In this study computer simulations and experimental design methods were used to probe the relationship between experimental perturbations applied to a complex biological system and the relative certainty with which model parameters describing that system can be established. These in silico experiments resolve an important question in computational systems biology. They imply that uncertainty is not inherent to biological network models––rather, uncertainty can be progressively diminished through sequential addition of perturbation experiments to a cumulative data set used for model calibration. In the case studied here, a cellular network activated in response to stimulation by EGF and NGF important for cell growth and differentiation, all 48 rate constant parameters could in principle be fit to within 10% of their nominal value using concentration time courses from five multi-perturbation experiments. While the accuracy of the measurements and the desired accuracy of the parameters affect the number of required experiments and their complexity, all parameters could be estimated to very high accuracy.
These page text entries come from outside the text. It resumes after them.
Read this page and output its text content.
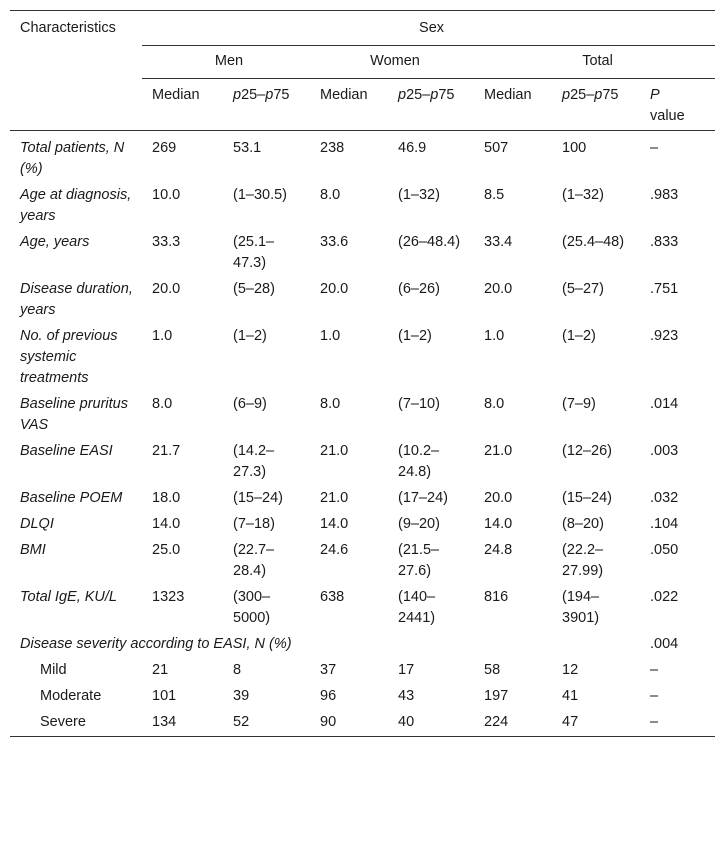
Characteristics	Sex						
	Men		Women		Total		
	Median	p25–p75	Median	p25–p75	Median	p25–p75	P
value
Total patients, N (%)	269	53.1	238	46.9	507	100	–
Age at diagnosis, years	10.0	(1–30.5)	8.0	(1–32)	8.5	(1–32)	.983
Age, years	33.3	(25.1–47.3)	33.6	(26–48.4)	33.4	(25.4–48)	.833
Disease duration, years	20.0	(5–28)	20.0	(6–26)	20.0	(5–27)	.751
No. of previous systemic treatments	1.0	(1–2)	1.0	(1–2)	1.0	(1–2)	.923
Baseline pruritus VAS	8.0	(6–9)	8.0	(7–10)	8.0	(7–9)	.014
Baseline EASI	21.7	(14.2–27.3)	21.0	(10.2–24.8)	21.0	(12–26)	.003
Baseline POEM	18.0	(15–24)	21.0	(17–24)	20.0	(15–24)	.032
DLQI	14.0	(7–18)	14.0	(9–20)	14.0	(8–20)	.104
BMI	25.0	(22.7–28.4)	24.6	(21.5–27.6)	24.8	(22.2–27.99)	.050
Total IgE, KU/L	1323	(300–5000)	638	(140–2441)	816	(194–3901)	.022
Disease severity according to EASI, N (%)							.004
Mild	21	8	37	17	58	12	–
Moderate	101	39	96	43	197	41	–
Severe	134	52	90	40	224	47	–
An important characteristic of minimal sets of experiments that together define all model parameters is that the members are mutually complementary. That is, while they may contain some overlapping information, each experiment should also contain information that is not provided by the others. The overall parameter uncertainty of a set of experiments is related to the intersection of the parameter uncertainty associated with each individual experiment. Thus, the intersection diagrams of Figures 1 and and44 indicate that the directions of large uncertainty in one experiment should correspond to a direction of smaller uncertainty in at least one other experiment. This form of complementarity is non-obvious and non-trivial, but experimental design methodology can efficiently identify sets possessing this property. In the current example, running enzymes under both kcat/KM and kcat regimes was one important form of complementarity. Single experiments were generally incapable of spending sufficient time in each regime, and different experiments were required for each. The design of single experiments that visit both regimes could be beneficial.
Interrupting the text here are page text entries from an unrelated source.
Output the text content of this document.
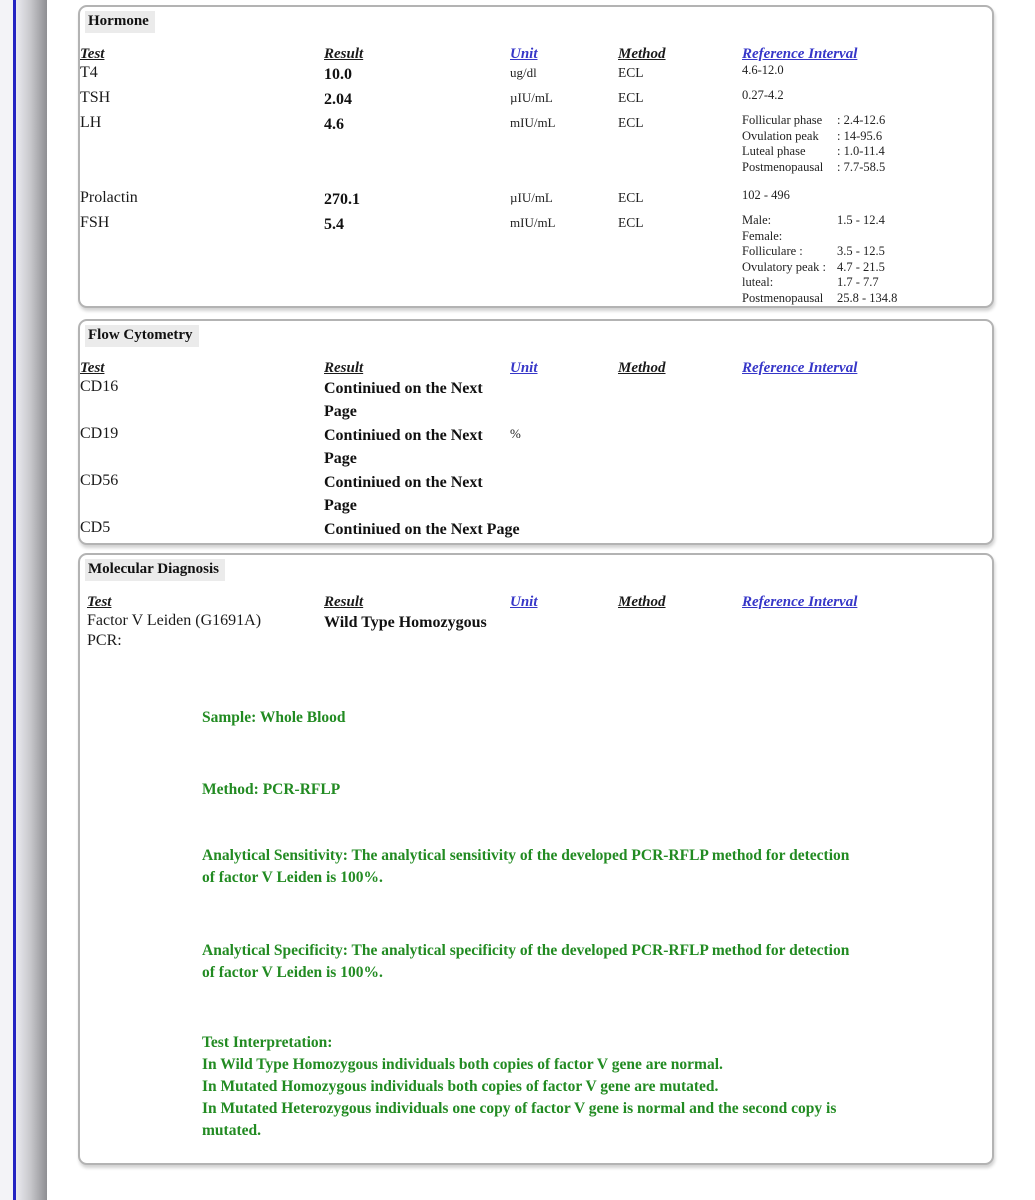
Hormone
Test	Result	Unit	Method	Reference Interval
T4	10.0	ug/dl	ECL	4.6-12.0

TSH	2.04	µIU/mL	ECL	0.27-4.2

LH	4.6	mIU/mL	ECL	Follicular phase	: 2.4-12.6
Ovulation peak	: 14-95.6
Luteal phase	: 1.0-11.4
Postmenopausal	: 7.7-58.5

Prolactin	270.1	µIU/mL	ECL	102 - 496

FSH	5.4	mIU/mL	ECL	Male:	1.5 - 12.4
Female:
Folliculare :	3.5 - 12.5
Ovulatory peak : 4.7 - 21.5
luteal:	1.7 - 7.7
Postmenopausal	25.8 - 134.8
Flow Cytometry
Test	Result	Unit	Method	Reference Interval
CD16	Continiued on the Next Page			
CD19	Continiued on the Next Page	%		
CD56	Continiued on the Next Page			
CD5	Continiued on the Next Page			
Molecular Diagnosis
Test	Result	Unit	Method	Reference Interval

Factor V Leiden (G1691A) PCR:	Wild Type Homozygous			

Sample: Whole Blood

Method: PCR-RFLP

Analytical Sensitivity: The analytical sensitivity of the developed PCR-RFLP method for detection of factor V Leiden is 100%.

Analytical Specificity: The analytical specificity of the developed PCR-RFLP method for detection of factor V Leiden is 100%.

Test Interpretation:
In Wild Type Homozygous individuals both copies of factor V gene are normal.
In Mutated Homozygous individuals both copies of factor V gene are mutated.
In Mutated Heterozygous individuals one copy of factor V gene is normal and the second copy is mutated.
The current case also exhibited a tendency to select protein overexpression experimentsas opposed to knockdowns, although the generality of this result remains to be seen. Operationally, in many cases it may be possible and convenient to alter the activity of proteins with selective inhibitors while leaving the expression level constant. Small molecule inhibitors or activators also enable time-dependent perturbation, thereby providing important new degrees of freedom that may permit improved model calibration with fewer experimental manipulations.5 However, we found certain parameter directions for which overexpressions were important for their exploration. In the work described here, we used full trajectories of all concentrations in fitting the model; however, current experimental technology generally probes only a subset of species and time points. The experimental design framework described here can be used to determine the most productive species and time point measurements to make in order to most expeditiously calibrate model parameters.

While a variety of experimental interventions can be used to change protein expression, another possibility is to make use of natural variation. An examination of the expression levels of the proteins that correspond to the 19 proteins in the EGF/NGF signaling model as reported in the GNF SymAtlas database45 is shown in Supplementary Figure S3 and indicates expression ranges of 100 fold or more across tissues and cell types. Natural variation on this scale suggests that collecting data in multiple cell types may be an alternative to using genetic manipulation, but it also suggests that accurate estimation of parameters and quantification of protein expression levels may be necessary for a model to be applicable across different cell and tissue types. However, using multiple cell lines introduces additional complications, as differences in biology and un-modeled effects may dominate the results. In this case, having a well-calibrated model may make it easier to distinguish between calibration issues and real biological differences.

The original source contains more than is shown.